Have there been any shock results so far?
The groups are seeded and have yet to produce any huge surprises, although Scotland were humiliated 3-0 by Kazakhstan in their opener and 2018 World Cup finalists Croatia lost to surprise Group E leaders Hungary.
Additionally, reigning European champions Portugal have drawn both their games, leaving them languishing in fourth place. Cristiano Ronaldo and Co. have no need to panic just yet, though: They have six games to play and are guaranteed to have the safety net of the playoffs thanks to their Nations League victory.
There have also been a few huge score lines that have exposed the disparity in class between nations — Russia pummeled perennial whipping boys San Marino 9-0 in June, while Germany dished out an 8-0 hiding on Estonia a few days later.
What are the biggest matchups of this international break?
The headliner of this international break is undoubtedly the latest clash between bitter rivals Germany and the Netherlands. The rivalry, formed by historic political events and high-profile clashes on the field, will be reignited at Hamburg’s Volksparkstadion on Friday.
The Dutch and the Germans were drawn together in the Nations League, where the Oranje beat the Germans 3-0 in Amsterdam and drew them 2-2 in Gelsenkirchen. Jogi Loew’s Germany, however, made amends by beating Ronald Koeman’s Holland 3-2 in the opening round of Euro 2020 qualification, courtesy of a dramatic 90th-minute winner.
There’s little to separate these two teams right now, but expect goals and some fireworks in their upcoming clash.
There aren’t really any other box office match-ups in this international break, but a few other neighboring countries who will be facing one another. Sweden will host Norway on Sunday, Russia welcome Kazakhstan on Monday, Croatia will look to vindicate their prior loss to Hungary on Tuesday, and Kosovo will stage a politically charged match with Montenegro next weekend.
The team to watch are undoubtedly Portugal. As previously mentioned, the reigning champions have only mustered a pair of draws, leaving them in fourth place in Group B. They face potentially tricky away games in Serbia and Lithuania. “We have reached a point where we have to win the remaining six games,” says coach Fernando Santos. That’s not strictly true, as they still have the playoff safety net, but the Portuguese will be expected to up their game.

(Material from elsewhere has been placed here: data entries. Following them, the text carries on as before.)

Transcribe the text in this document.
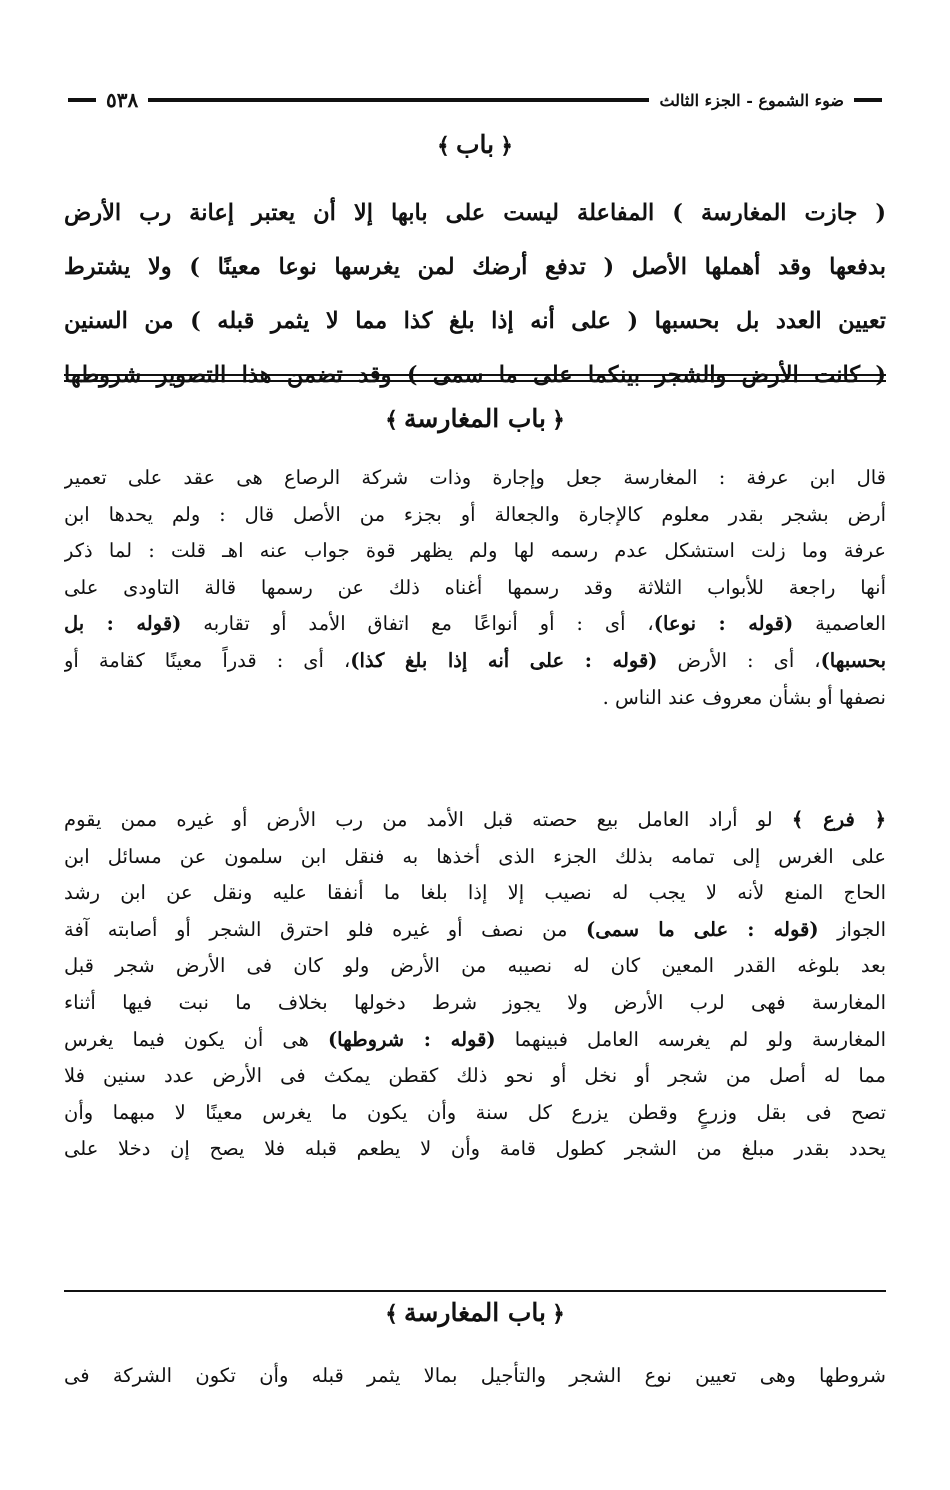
ضوء الشموع - الجزء الثالث
٥٣٨
﴿باب﴾

( جازت المغارسة ) المفاعلة ليست على بابها إلا أن يعتبر إعانة رب الأرض

بدفعها وقد أهملها الأصل ( تدفع أرضك لمن يغرسها نوعا معينًا ) ولا يشترط

تعيين العدد بل بحسبها ( على أنه إذا بلغ كذا مما لا يثمر قبله ) من السنين

( كانت الأرض والشجر بينكما على ما سمى ) وقد تضمن هذا التصوير شروطها

﴿باب المغارسة﴾

قال ابن عرفة : المغارسة جعل وإجارة وذات شركة الرصاع هى عقد على تعمير

أرض بشجر بقدر معلوم كالإجارة والجعالة أو بجزء من الأصل قال : ولم يحدها ابن

عرفة وما زلت استشكل عدم رسمه لها ولم يظهر قوة جواب عنه اهـ قلت : لما ذكر

أنها راجعة للأبواب الثلاثة وقد رسمها أغناه ذلك عن رسمها قالة التاودى على

العاصمية (قوله : نوعا)، أى : أو أنواعًا مع اتفاق الأمد أو تقاربه (قوله : بل

بحسبها)، أى : الأرض (قوله : على أنه إذا بلغ كذا)، أى : قدراً معينًا كقامة أو

نصفها أو بشأن معروف عند الناس .

﴿ فرع ﴾ لو أراد العامل بيع حصته قبل الأمد من رب الأرض أو غيره ممن يقوم

على الغرس إلى تمامه بذلك الجزء الذى أخذها به فنقل ابن سلمون عن مسائل ابن

الحاج المنع لأنه لا يجب له نصيب إلا إذا بلغا ما أنفقا عليه ونقل عن ابن رشد

الجواز (قوله : على ما سمى) من نصف أو غيره فلو احترق الشجر أو أصابته آفة

بعد بلوغه القدر المعين كان له نصيبه من الأرض ولو كان فى الأرض شجر قبل

المغارسة فهى لرب الأرض ولا يجوز شرط دخولها بخلاف ما نبت فيها أثناء

المغارسة ولو لم يغرسه العامل فبينهما (قوله : شروطها) هى أن يكون فيما يغرس

مما له أصل من شجر أو نخل أو نحو ذلك كقطن يمكث فى الأرض عدد سنين فلا

تصح فى بقل وزرعٍ وقطن يزرع كل سنة وأن يكون ما يغرس معينًا لا مبهما وأن

يحدد بقدر مبلغ من الشجر كطول قامة وأن لا يطعم قبله فلا يصح إن دخلا على

﴿باب المغارسة﴾

شروطها وهى تعيين نوع الشجر والتأجيل بمالا يثمر قبله وأن تكون الشركة فى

Who are the favorites to win the competition?
Unsurprisingly, reigning world champions France are favorites with the bookmakers. World Cup semifinalists England are currently ranked second — and they may benefit from having the semifinals and final staged at Wembley Stadium. Belgium, Spain and Germany are all being given odds of around 7/1 (which will rank among the longest odds the Germans have experienced going into a tournament in a very long time).
Curiously, Portugal are pitched as rank outsiders at 16/1, while Croatia are even longer at around 25/1, despite their successes in the summer of 2018. Both could go deep and defy the odds.
How do I watch the qualifiers?
ESPN have the rights to European qualification and the good news is that they will show every single match across their broadcast channels and ESPN+ digital service.
Germany’s clash with the Netherlands will be shown on ESPN2 at 2:45 p.m. ET on Friday, and you can catch England’s game against Bulgaria on ESPN+ at noon ET on Saturday.